Lemkes disclosed support from the Netherlands Heart Institute, Biotronik, and AstraZeneca.
Abella disclosed relevant relationships with NIH, PCORI, Medtronic, Becton Dickinson (formerly CR Bard), Stryker, JDP Pharmaceuticals, Mallinckrodt Pharmaceuticals, CPR Ready, MD Ally, and did occasional expert consulting for legal entities (both plaintiff and defense) on medical malpractice cases pertaining to cardiac arrest.

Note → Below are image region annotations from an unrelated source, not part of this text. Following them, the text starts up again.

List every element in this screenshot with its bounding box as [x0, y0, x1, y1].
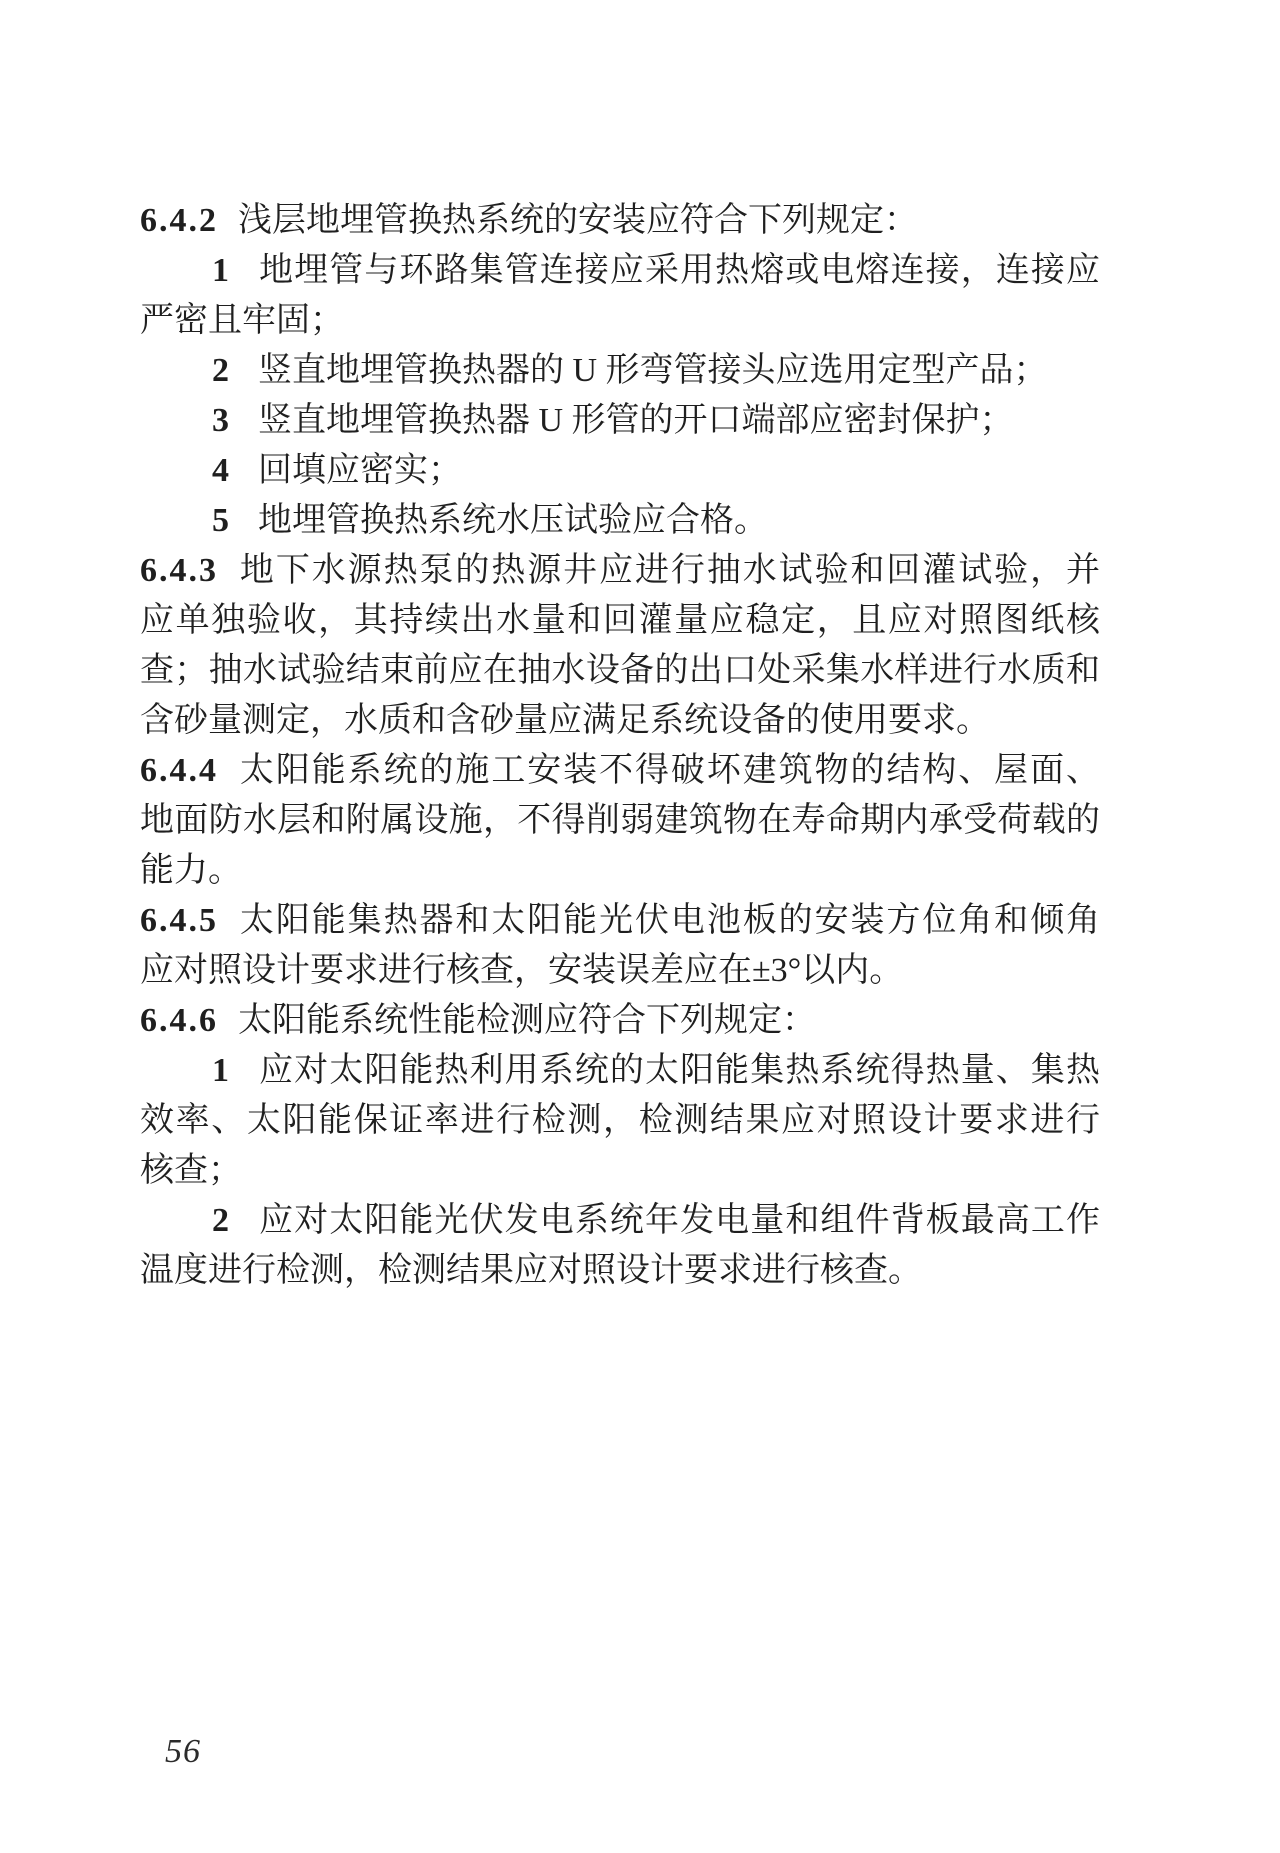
clause-number: 1: [212, 1052, 231, 1089]
line-text: 应对太阳能光伏发电系统年发电量和组件背板最高工作: [258, 1202, 1100, 1239]
line-text: 核查；: [140, 1152, 242, 1189]
line-text: 含砂量测定，水质和含砂量应满足系统设备的使用要求。: [140, 702, 990, 739]
line-text: 严密且牢固；: [140, 302, 344, 339]
document-line: 能力。: [140, 846, 1100, 896]
line-text: 太阳能系统性能检测应符合下列规定：: [238, 1002, 816, 1039]
clause-number: 2: [212, 1202, 231, 1239]
line-text: 地面防水层和附属设施，不得削弱建筑物在寿命期内承受荷载的: [140, 802, 1100, 839]
clause-number: 3: [212, 402, 231, 439]
document-line: 应对照设计要求进行核查，安装误差应在±3°以内。: [140, 946, 1100, 996]
line-text: 地埋管换热系统水压试验应合格。: [258, 502, 768, 539]
line-text: 地下水源热泵的热源井应进行抽水试验和回灌试验，并: [238, 552, 1100, 589]
document-line: 6.4.4太阳能系统的施工安装不得破坏建筑物的结构、屋面、: [140, 746, 1100, 796]
document-line: 6.4.2浅层地埋管换热系统的安装应符合下列规定：: [140, 196, 1100, 246]
document-line: 应单独验收，其持续出水量和回灌量应稳定，且应对照图纸核: [140, 596, 1100, 646]
clause-number: 5: [212, 502, 231, 539]
line-text: 竖直地埋管换热器的 U 形弯管接头应选用定型产品；: [258, 352, 1048, 389]
line-text: 浅层地埋管换热系统的安装应符合下列规定：: [238, 202, 918, 239]
clause-number: 6.4.5: [140, 902, 218, 939]
clause-number: 6.4.2: [140, 202, 218, 239]
document-body: 6.4.2浅层地埋管换热系统的安装应符合下列规定： 1地埋管与环路集管连接应采用…: [140, 196, 1100, 1296]
line-text: 应单独验收，其持续出水量和回灌量应稳定，且应对照图纸核: [140, 602, 1100, 639]
line-text: 查；抽水试验结束前应在抽水设备的出口处采集水样进行水质和: [140, 652, 1100, 689]
document-line: 5地埋管换热系统水压试验应合格。: [140, 496, 1100, 546]
document-line: 6.4.6太阳能系统性能检测应符合下列规定：: [140, 996, 1100, 1046]
document-line: 核查；: [140, 1146, 1100, 1196]
document-line: 查；抽水试验结束前应在抽水设备的出口处采集水样进行水质和: [140, 646, 1100, 696]
document-line: 地面防水层和附属设施，不得削弱建筑物在寿命期内承受荷载的: [140, 796, 1100, 846]
document-line: 含砂量测定，水质和含砂量应满足系统设备的使用要求。: [140, 696, 1100, 746]
document-line: 6.4.3地下水源热泵的热源井应进行抽水试验和回灌试验，并: [140, 546, 1100, 596]
clause-number: 6.4.6: [140, 1002, 218, 1039]
document-line: 1应对太阳能热利用系统的太阳能集热系统得热量、集热: [140, 1046, 1100, 1096]
line-text: 应对照设计要求进行核查，安装误差应在±3°以内。: [140, 952, 903, 989]
line-text: 效率、太阳能保证率进行检测，检测结果应对照设计要求进行: [140, 1102, 1100, 1139]
line-text: 应对太阳能热利用系统的太阳能集热系统得热量、集热: [258, 1052, 1100, 1089]
line-text: 太阳能系统的施工安装不得破坏建筑物的结构、屋面、: [238, 752, 1100, 789]
document-line: 严密且牢固；: [140, 296, 1100, 346]
document-line: 3竖直地埋管换热器 U 形管的开口端部应密封保护；: [140, 396, 1100, 446]
line-text: 温度进行检测，检测结果应对照设计要求进行核查。: [140, 1252, 922, 1289]
line-text: 能力。: [140, 852, 242, 889]
clause-number: 4: [212, 452, 231, 489]
document-line: 温度进行检测，检测结果应对照设计要求进行核查。: [140, 1246, 1100, 1296]
document-line: 4回填应密实；: [140, 446, 1100, 496]
document-line: 2竖直地埋管换热器的 U 形弯管接头应选用定型产品；: [140, 346, 1100, 396]
line-text: 回填应密实；: [258, 452, 462, 489]
document-page: 6.4.2浅层地埋管换热系统的安装应符合下列规定： 1地埋管与环路集管连接应采用…: [0, 0, 1280, 1853]
line-text: 太阳能集热器和太阳能光伏电池板的安装方位角和倾角: [238, 902, 1100, 939]
clause-number: 6.4.3: [140, 552, 218, 589]
document-line: 1地埋管与环路集管连接应采用热熔或电熔连接，连接应: [140, 246, 1100, 296]
document-line: 2应对太阳能光伏发电系统年发电量和组件背板最高工作: [140, 1196, 1100, 1246]
clause-number: 6.4.4: [140, 752, 218, 789]
line-text: 地埋管与环路集管连接应采用热熔或电熔连接，连接应: [258, 252, 1100, 289]
page-number: 56: [165, 1732, 201, 1772]
clause-number: 2: [212, 352, 231, 389]
line-text: 竖直地埋管换热器 U 形管的开口端部应密封保护；: [258, 402, 1014, 439]
document-line: 效率、太阳能保证率进行检测，检测结果应对照设计要求进行: [140, 1096, 1100, 1146]
document-line: 6.4.5太阳能集热器和太阳能光伏电池板的安装方位角和倾角: [140, 896, 1100, 946]
clause-number: 1: [212, 252, 231, 289]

Gaieski disclosed relevant relationships with BrainCool, Stryker, Bard, Physio Control (part of Stryker), and Getinge.
Primary Source
New England Journal of Medicine
Lemkes JS, et al "Coronary Angiography after Cardiac Arrest without ST-Segment Elevation" N Engl J Med 2019; DOI: 10.1056/NEJMoa1816897.
Secondary Source
New England Journal of Medicine
Abella BS and Gaieski DF "Coronary Angiography after Cardiac Arrest -- The Right Timing or the Right Patients?" N Engl J Med 2019; DOI:10.1056/NEJMe1901651.